Zamudio and Drake are now pushing further into the online learning environment; with an innovation award of their own, they are creating a version of their BIOEE 1780 course, active learning included, completely online. The in-person course will continue to run every semester; the online iteration will provide students with another option and mode of learning. Comparing the two courses, Zamudio and her team, with education researcher Michelle Smith, will study how to make the online, active learning model effective and how it could benefit students.
“I don’t think there’s another online class out there that’s trying to incorporate active learning and team-based learning in this way,” Zamudio says. “We want to see how close we can get to the in-person class. How much active learning can we do in an online course? Can we really establish an online community that’s analogous to the community we have in class?”
Students engage with each other in an introductory physics course, transformed by Natasha Holmes, the Ann S. Bowers Assistant Professor of Physics, and her team.
The first iteration of the course ran in summer 2019, and the semester-length version launched this fall with the help of a second ALI grant.
Addressing classroom climate
Creating a truly student-centered classroom for optimal learning requires building an inclusive environment for an increasingly diverse student body. In 2018, CTI created a four-week, online course for the Cornell teaching community, Teaching and Learning in the Diverse Classroom.
“I would like professors to know that the students in their classes are not all the same in terms of how they behave, how they think, how they process material, how they learn,” says Jonathan Avery ’19, in one of the student videos featured in the course.“I would want a professor to know that I’m more than what you see,” Dustin Liu ’19 says in the same video. “This is probably one of the largest times of growth for us as individuals and knowing that we’re affected by the things around us, by the national climate, campus climate, by things that happen in our own lives. That’s all really important.”
More than 130 instructors took the course during the 2018-19 school year. Pre- and post-survey data show that the course not only increased instructors’ confidence in inclusive teaching and discussing difficult topics, but also increased their sense of individual responsibility in providing a welcoming environment for all at Cornell.
Sarah Wolfolds, assistant professor in the Dyson School, says the class inspired multiple revelations – the student videos provided windows into the varied student experiences at Cornell, and the readings and lessons gave her practical strategies to deal with conflict and to address events that happen outside the classroom. The prompts allowed her to reflect on her own identity and how she could be more herself as an instructor.
Mark Sarvary (behind camera), director of the Investigative Biology Teaching Laboratories, used a 2018-19 Innovative Teaching Award to create a “Bio-Imagination Makerspace,” including a whisper room, where students explore how to communicate their scientific discoveries and experiences.
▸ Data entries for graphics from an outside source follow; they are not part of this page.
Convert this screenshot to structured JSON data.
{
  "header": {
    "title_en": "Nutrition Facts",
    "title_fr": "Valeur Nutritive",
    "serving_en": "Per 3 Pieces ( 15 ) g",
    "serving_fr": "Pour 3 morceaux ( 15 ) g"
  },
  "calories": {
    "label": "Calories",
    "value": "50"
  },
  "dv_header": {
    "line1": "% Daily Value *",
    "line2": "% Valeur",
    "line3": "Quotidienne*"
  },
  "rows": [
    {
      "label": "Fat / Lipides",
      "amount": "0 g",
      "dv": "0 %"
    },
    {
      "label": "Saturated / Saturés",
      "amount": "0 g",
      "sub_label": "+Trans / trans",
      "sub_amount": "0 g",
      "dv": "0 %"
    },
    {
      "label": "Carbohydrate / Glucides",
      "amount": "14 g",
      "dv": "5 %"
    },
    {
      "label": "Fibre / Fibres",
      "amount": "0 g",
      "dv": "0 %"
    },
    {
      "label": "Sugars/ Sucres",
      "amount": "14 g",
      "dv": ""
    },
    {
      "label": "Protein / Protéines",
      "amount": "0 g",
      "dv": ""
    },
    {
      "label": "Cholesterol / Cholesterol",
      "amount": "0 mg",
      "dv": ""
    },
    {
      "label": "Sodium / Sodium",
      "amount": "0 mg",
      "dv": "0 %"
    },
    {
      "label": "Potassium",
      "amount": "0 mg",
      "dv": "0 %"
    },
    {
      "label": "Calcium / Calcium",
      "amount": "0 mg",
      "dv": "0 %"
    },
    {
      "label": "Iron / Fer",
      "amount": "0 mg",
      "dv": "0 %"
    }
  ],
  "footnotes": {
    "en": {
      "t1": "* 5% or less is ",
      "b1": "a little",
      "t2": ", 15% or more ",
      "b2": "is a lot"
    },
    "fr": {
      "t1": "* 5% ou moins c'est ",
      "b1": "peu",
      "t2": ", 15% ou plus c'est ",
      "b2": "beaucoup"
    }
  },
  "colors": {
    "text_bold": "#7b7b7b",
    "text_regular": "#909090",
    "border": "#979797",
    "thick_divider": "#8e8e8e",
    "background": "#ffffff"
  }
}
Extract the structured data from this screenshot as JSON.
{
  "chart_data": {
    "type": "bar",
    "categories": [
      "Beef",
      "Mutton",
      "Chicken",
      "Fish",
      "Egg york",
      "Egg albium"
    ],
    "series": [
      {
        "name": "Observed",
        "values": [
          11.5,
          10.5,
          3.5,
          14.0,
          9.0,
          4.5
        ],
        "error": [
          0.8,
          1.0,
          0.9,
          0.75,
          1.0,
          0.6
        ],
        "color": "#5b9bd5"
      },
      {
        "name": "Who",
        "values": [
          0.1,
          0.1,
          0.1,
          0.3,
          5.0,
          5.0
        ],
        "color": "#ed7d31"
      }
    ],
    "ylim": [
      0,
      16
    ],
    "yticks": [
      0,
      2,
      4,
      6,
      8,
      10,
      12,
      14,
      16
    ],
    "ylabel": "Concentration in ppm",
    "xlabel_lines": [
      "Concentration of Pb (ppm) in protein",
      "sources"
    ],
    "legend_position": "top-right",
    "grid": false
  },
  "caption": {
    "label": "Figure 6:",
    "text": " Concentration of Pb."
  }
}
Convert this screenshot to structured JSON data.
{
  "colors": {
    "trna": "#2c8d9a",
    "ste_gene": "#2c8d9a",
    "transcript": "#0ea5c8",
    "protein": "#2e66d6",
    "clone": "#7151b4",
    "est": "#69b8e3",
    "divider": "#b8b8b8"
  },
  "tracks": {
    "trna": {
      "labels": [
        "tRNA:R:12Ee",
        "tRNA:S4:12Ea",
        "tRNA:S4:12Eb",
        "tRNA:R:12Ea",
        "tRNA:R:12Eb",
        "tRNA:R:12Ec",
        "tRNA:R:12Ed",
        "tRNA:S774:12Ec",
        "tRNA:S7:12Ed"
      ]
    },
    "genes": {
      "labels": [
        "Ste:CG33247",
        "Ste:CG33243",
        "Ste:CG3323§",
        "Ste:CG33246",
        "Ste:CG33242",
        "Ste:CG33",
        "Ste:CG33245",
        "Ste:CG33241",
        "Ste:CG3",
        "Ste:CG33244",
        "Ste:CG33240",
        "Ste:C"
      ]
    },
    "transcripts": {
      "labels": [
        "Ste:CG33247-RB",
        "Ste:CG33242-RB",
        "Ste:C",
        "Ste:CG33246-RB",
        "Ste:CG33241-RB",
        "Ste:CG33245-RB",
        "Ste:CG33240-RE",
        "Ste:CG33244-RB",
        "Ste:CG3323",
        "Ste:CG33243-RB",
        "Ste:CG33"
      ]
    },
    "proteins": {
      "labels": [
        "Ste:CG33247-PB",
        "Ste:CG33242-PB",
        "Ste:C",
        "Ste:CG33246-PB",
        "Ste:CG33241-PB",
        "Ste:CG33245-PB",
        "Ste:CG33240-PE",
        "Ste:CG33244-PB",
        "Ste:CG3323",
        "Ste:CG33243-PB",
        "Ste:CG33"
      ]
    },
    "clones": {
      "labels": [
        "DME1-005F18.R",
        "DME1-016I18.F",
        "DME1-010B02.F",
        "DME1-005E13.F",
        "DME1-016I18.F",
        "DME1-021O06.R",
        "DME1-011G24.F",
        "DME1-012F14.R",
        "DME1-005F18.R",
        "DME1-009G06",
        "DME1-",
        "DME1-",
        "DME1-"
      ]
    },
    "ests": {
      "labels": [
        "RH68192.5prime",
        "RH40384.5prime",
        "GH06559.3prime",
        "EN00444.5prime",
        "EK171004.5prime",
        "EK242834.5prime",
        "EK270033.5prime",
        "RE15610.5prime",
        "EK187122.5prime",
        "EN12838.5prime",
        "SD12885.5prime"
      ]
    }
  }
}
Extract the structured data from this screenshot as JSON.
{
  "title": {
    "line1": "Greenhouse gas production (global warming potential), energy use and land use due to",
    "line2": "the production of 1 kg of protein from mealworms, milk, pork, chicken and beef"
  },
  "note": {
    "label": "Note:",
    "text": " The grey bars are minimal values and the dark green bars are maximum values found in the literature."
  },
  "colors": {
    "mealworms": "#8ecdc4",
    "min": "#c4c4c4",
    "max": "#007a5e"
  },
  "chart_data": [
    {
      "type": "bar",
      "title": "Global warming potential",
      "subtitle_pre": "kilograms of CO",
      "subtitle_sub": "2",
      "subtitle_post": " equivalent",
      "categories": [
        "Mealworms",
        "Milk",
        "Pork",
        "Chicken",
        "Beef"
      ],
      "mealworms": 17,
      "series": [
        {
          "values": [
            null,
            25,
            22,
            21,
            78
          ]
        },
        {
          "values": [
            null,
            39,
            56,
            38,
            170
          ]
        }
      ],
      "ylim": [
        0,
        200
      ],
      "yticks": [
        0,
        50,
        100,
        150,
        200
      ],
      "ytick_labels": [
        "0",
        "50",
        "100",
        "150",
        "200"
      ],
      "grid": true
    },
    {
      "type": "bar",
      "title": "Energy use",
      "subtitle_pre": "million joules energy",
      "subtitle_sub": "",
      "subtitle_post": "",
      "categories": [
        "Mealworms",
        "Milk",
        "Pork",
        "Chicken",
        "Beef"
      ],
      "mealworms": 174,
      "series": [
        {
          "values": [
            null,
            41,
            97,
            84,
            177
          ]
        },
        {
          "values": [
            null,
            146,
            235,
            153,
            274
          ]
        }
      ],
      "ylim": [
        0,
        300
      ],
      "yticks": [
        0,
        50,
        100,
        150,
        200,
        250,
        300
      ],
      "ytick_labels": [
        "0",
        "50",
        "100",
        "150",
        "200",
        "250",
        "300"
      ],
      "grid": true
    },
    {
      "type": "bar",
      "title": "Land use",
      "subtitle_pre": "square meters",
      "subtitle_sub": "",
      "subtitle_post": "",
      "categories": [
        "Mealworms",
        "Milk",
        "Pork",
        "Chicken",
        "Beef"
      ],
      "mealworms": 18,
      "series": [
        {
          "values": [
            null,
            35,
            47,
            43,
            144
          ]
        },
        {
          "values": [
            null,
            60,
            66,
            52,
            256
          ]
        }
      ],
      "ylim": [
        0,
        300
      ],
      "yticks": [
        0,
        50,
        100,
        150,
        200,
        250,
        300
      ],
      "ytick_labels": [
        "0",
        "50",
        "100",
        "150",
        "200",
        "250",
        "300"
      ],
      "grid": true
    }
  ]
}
“If you can bring your whole self into the classroom, students are much more likely to engage not only with you, but also with your content,” she says.
“The initiative brought together our experts in online learning and course design with experts on inclusive teaching and diversity,” says Ouellett. “But all of these things – active learning, Teaching and Learning in the Diverse Classroom, the migration to Canvas – are just different points of entry into student-centered learning.”
The cumulative impact of these changes and the aspiration is an education that empowers students and builds a stronger sense of community for all.
“The story I tell people about my Cornell experience is that I came to Cornell thinking I knew exactly what I wanted to study, but that quickly changed,” says Vekaria. “When I got to the classes that were open-ended, enhanced by active learning, classes where I was working with other people and where I was able to engage more with the instructors, I found my direction and my passion.”